PLAYING junior club football for most of your adult life has its distinct advantages, the most enjoyable of them being that you can be absolutely useless and still get to play.
Another is that the inter-county game rarely interferes with your playing schedule. In Derry, we haven’t had a starting inter-county player from a junior club since Terence O’Brien’s father Mickey in the 1980s.
The impact, therefore, is minimal. And for a lot of years, that’s how it’s felt. The junior league was always double-round and the championship’s had a back door or round-robin format for the last decade. In 2006, my first year of senior football, we must have played more than 30 games.
After winning promotion to intermediate for 2017, when you include the championship (in which we were beaten in our first game) and pre-season Ulster League, I played in 14 games from early February until mid-August.
Even with a poor attendance record at training (working Tuesday evenings, the commute, ate too much dinner, sore heel, tired, etc) it must still have been in the region of six training sessions for every game played.
You can relate just about every problem the GAA has back to the fixtures calendar but this one is at the very heart of the most vociferous and passionate of complaints.
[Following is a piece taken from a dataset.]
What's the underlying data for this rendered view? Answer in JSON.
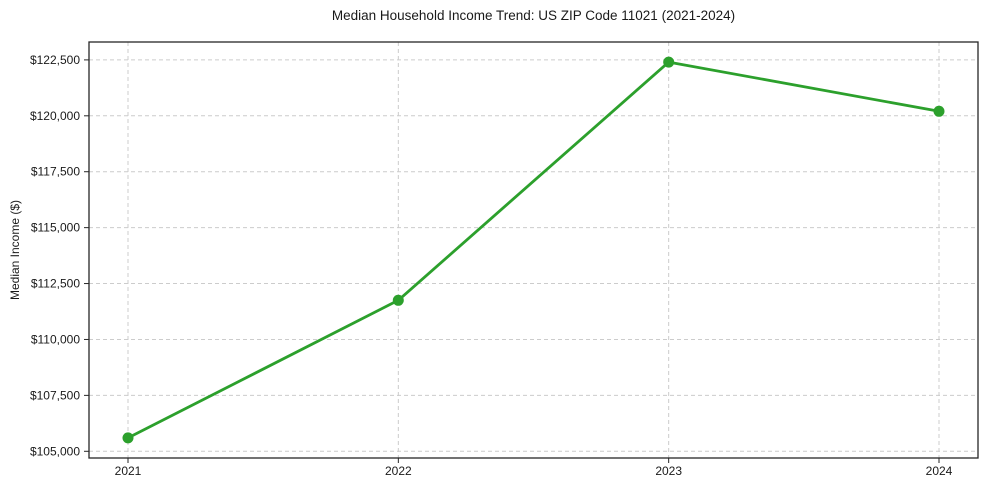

There are just not enough games.
In that respect especially, the last 20 years have been like a prolonged series of assaults by the inter-county game on clubs.
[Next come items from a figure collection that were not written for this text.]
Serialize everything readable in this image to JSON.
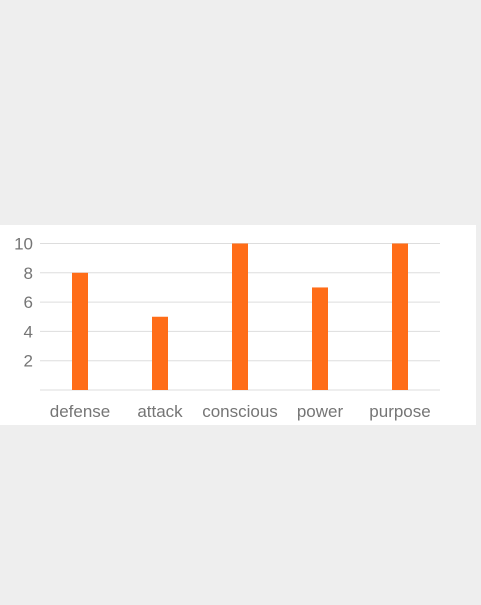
{
  "chart_data": {
    "type": "bar",
    "categories": [
      "defense",
      "attack",
      "conscious",
      "power",
      "purpose"
    ],
    "values": [
      8,
      5,
      10,
      7,
      10
    ],
    "ylim": [
      0,
      10
    ],
    "yticks": [
      2,
      4,
      6,
      8,
      10
    ],
    "grid": true,
    "legend": "none",
    "bar_color": "#ff6d18"
  }
}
The club game has been beaten so repeatedly and so hard that it barely has the will to go on surviving. Its nose is broken, its eye swollen and its face beaten to a pulp.
But last week, Derry finally threw one of the first punches back.
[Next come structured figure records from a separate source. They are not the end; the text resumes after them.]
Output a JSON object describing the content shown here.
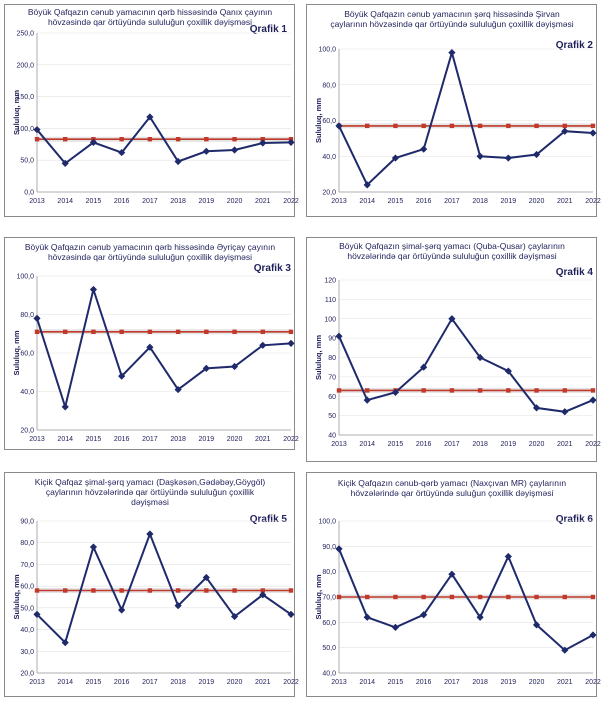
{
  "chart_data": [
    {
      "type": "line",
      "label": "Qrafik 1",
      "title": [
        "Böyük Qafqazın cənub yamacının qərb hissəsində Qanıx çayının",
        "hövzəsində qar örtüyündə sululuğun çoxillik dəyişməsi"
      ],
      "ylabel": "Sululuq, mm",
      "ylim": [
        0,
        250
      ],
      "yticks": [
        "0,0",
        "50,0",
        "100,0",
        "150,0",
        "200,0",
        "250,0"
      ],
      "categories": [
        "2013",
        "2014",
        "2015",
        "2016",
        "2017",
        "2018",
        "2019",
        "2020",
        "2021",
        "2022"
      ],
      "series": [
        {
          "values": [
            98,
            45,
            78,
            62,
            118,
            48,
            64,
            66,
            77,
            78
          ],
          "color": "#1f2a6b"
        },
        {
          "values": [
            83,
            83,
            83,
            83,
            83,
            83,
            83,
            83,
            83,
            83
          ],
          "color": "#c0392b"
        }
      ]
    },
    {
      "type": "line",
      "label": "Qrafik 2",
      "title": [
        "Böyük Qafqazın cənub yamacının şərq hissəsində Şirvan",
        "çaylarının hövzəsində qar örtüyündə sululuğun çoxillik dəyişməsi"
      ],
      "ylabel": "Sululuq, mm",
      "ylim": [
        20,
        100
      ],
      "yticks": [
        "20,0",
        "40,0",
        "60,0",
        "80,0",
        "100,0"
      ],
      "categories": [
        "2013",
        "2014",
        "2015",
        "2016",
        "2017",
        "2018",
        "2019",
        "2020",
        "2021",
        "2022"
      ],
      "series": [
        {
          "values": [
            57,
            24,
            39,
            44,
            98,
            40,
            39,
            41,
            54,
            53
          ],
          "color": "#1f2a6b"
        },
        {
          "values": [
            57,
            57,
            57,
            57,
            57,
            57,
            57,
            57,
            57,
            57
          ],
          "color": "#c0392b"
        }
      ]
    },
    {
      "type": "line",
      "label": "Qrafik 3",
      "title": [
        "Böyük Qafqazın cənub yamacının qərb hissəsində Əyriçay çayının",
        "hövzəsində qar örtüyündə sululuğun çoxillik dəyişməsi"
      ],
      "ylabel": "Sululuq, mm",
      "ylim": [
        20,
        100
      ],
      "yticks": [
        "20,0",
        "40,0",
        "60,0",
        "80,0",
        "100,0"
      ],
      "categories": [
        "2013",
        "2014",
        "2015",
        "2016",
        "2017",
        "2018",
        "2019",
        "2020",
        "2021",
        "2022"
      ],
      "series": [
        {
          "values": [
            78,
            32,
            93,
            48,
            63,
            41,
            52,
            53,
            64,
            65
          ],
          "color": "#1f2a6b"
        },
        {
          "values": [
            71,
            71,
            71,
            71,
            71,
            71,
            71,
            71,
            71,
            71
          ],
          "color": "#c0392b"
        }
      ]
    },
    {
      "type": "line",
      "label": "Qrafik 4",
      "title": [
        "Böyük Qafqazın şimal-şərq yamacı (Quba-Qusar) çaylarının",
        "hövzələrində qar örtüyündə sululuğun  çoxillik dəyişməsi"
      ],
      "ylabel": "Sululuq, mm",
      "ylim": [
        40,
        120
      ],
      "yticks": [
        "40",
        "50",
        "60",
        "70",
        "80",
        "90",
        "100",
        "110",
        "120"
      ],
      "categories": [
        "2013",
        "2014",
        "2015",
        "2016",
        "2017",
        "2018",
        "2019",
        "2020",
        "2021",
        "2022"
      ],
      "series": [
        {
          "values": [
            91,
            58,
            62,
            75,
            100,
            80,
            73,
            54,
            52,
            58
          ],
          "color": "#1f2a6b"
        },
        {
          "values": [
            63,
            63,
            63,
            63,
            63,
            63,
            63,
            63,
            63,
            63
          ],
          "color": "#c0392b"
        }
      ]
    },
    {
      "type": "line",
      "label": "Qrafik 5",
      "title": [
        "Kiçik Qafqaz  şimal-şərq yamacı (Daşkəsən,Gədəbəy,Göygöl)",
        "çaylarının hövzələrində qar örtüyündə sululuğun çoxillik",
        "dəyişməsi"
      ],
      "ylabel": "Sululuq, mm",
      "ylim": [
        20,
        90
      ],
      "yticks": [
        "20,0",
        "30,0",
        "40,0",
        "50,0",
        "60,0",
        "70,0",
        "80,0",
        "90,0"
      ],
      "categories": [
        "2013",
        "2014",
        "2015",
        "2016",
        "2017",
        "2018",
        "2019",
        "2020",
        "2021",
        "2022"
      ],
      "series": [
        {
          "values": [
            47,
            34,
            78,
            49,
            84,
            51,
            64,
            46,
            56,
            47
          ],
          "color": "#1f2a6b"
        },
        {
          "values": [
            58,
            58,
            58,
            58,
            58,
            58,
            58,
            58,
            58,
            58
          ],
          "color": "#c0392b"
        }
      ]
    },
    {
      "type": "line",
      "label": "Qrafik 6",
      "title": [
        "Kiçik Qafqazın cənub-qərb yamacı (Naxçıvan MR) çaylarının",
        "hövzələrində qar örtüyündə suluğun  çoxillik dəyişməsi"
      ],
      "ylabel": "Sululuq, mm",
      "ylim": [
        40,
        100
      ],
      "yticks": [
        "40,0",
        "50,0",
        "60,0",
        "70,0",
        "80,0",
        "90,0",
        "100,0"
      ],
      "categories": [
        "2013",
        "2014",
        "2015",
        "2016",
        "2017",
        "2018",
        "2019",
        "2020",
        "2021",
        "2022"
      ],
      "series": [
        {
          "values": [
            89,
            62,
            58,
            63,
            79,
            62,
            86,
            59,
            49,
            55
          ],
          "color": "#1f2a6b"
        },
        {
          "values": [
            70,
            70,
            70,
            70,
            70,
            70,
            70,
            70,
            70,
            70
          ],
          "color": "#c0392b"
        }
      ]
    }
  ]
}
Stephen Barker has only been head of the county’s CCC for a couple of years but already he’s overseen the radical restructure of club hurling fixtures in Derry.
Last year, with club players not getting anywhere near enough games because of the involvement of so many in the Christy Ring Cup, CCC introduced a second league.
The main league would be played with county players involved and would count towards seeding for that year’s championship draw. The secondary league would go ahead without county players but in a dual county where hurling struggles to compete for bodies, it offered a leg-up to the small ball game, and proved a hugely popular move.
What they’ve now done is apply the same principle to club football.
Instead of looking at the national calendar, removing the weekends that inter-county football is due to be played and working from there, Barker and the rest of CCC have gone down a novel route.
Every county has the same testing parameters to work between but instead of beating their heads off a brick wall, Derry have flipped the pancake.
This year, clubs in the county will have their county panellists available for each and every one of their 15 league games, as well as whatever championship games they get.
And while the senior league is set to be cut to 12 teams next year, the number of games won’t necessarily be cut, with avenues such as a split league at the end of the first 11 games being explored.
Trying to find ways to play club football with county players involved during the months of May, June and early July is like trying to find a way to put an apple through a letterbox. It just ain’t happening.
You can wail and gnash teeth about the infringement of the inter-county game on the clubs but all that ever comes of that is more conflict, most of which can never really be solved.
Derry will revamp their old district competitions, dividing them into groups of eight and giving every club seven guaranteed games during those summer months, with the potential for silverware.
The standard complaint, of course, is that those games will be meaningless and uncompetitive. Why must they be? They’ll only be that if clubs decide to treat them as such.
One thing you can’t do as a club is be given games, decide to put out a weakened team and then complain about how uncompetitive they are.
On the assumption that Derry won’t make it beyond the Super 8s, the players will return to their clubs to finish the league before heading into the club championship, which will start slightly later than usual in September.
There are no perfect solutions beyond a complete split in the club and inter-county seasons, and a shortening of the latter to the first six months of the year.
And perhaps when you look at the long game, trying to find ways to work around the demonstrative body that is the inter-county game only weakens the club game’s hand in the increasingly fraught negotiations for more weekends.
In a time where the message has long been that club players just want a regular programme of meaningful, competitive games, this gives it to them. It also gives the county players back to their clubs.
You can fight over the minutiae but on those two key fronts, Derry’s new plan looks like it will be a huge success, and strikes a long overdue blow for clubs.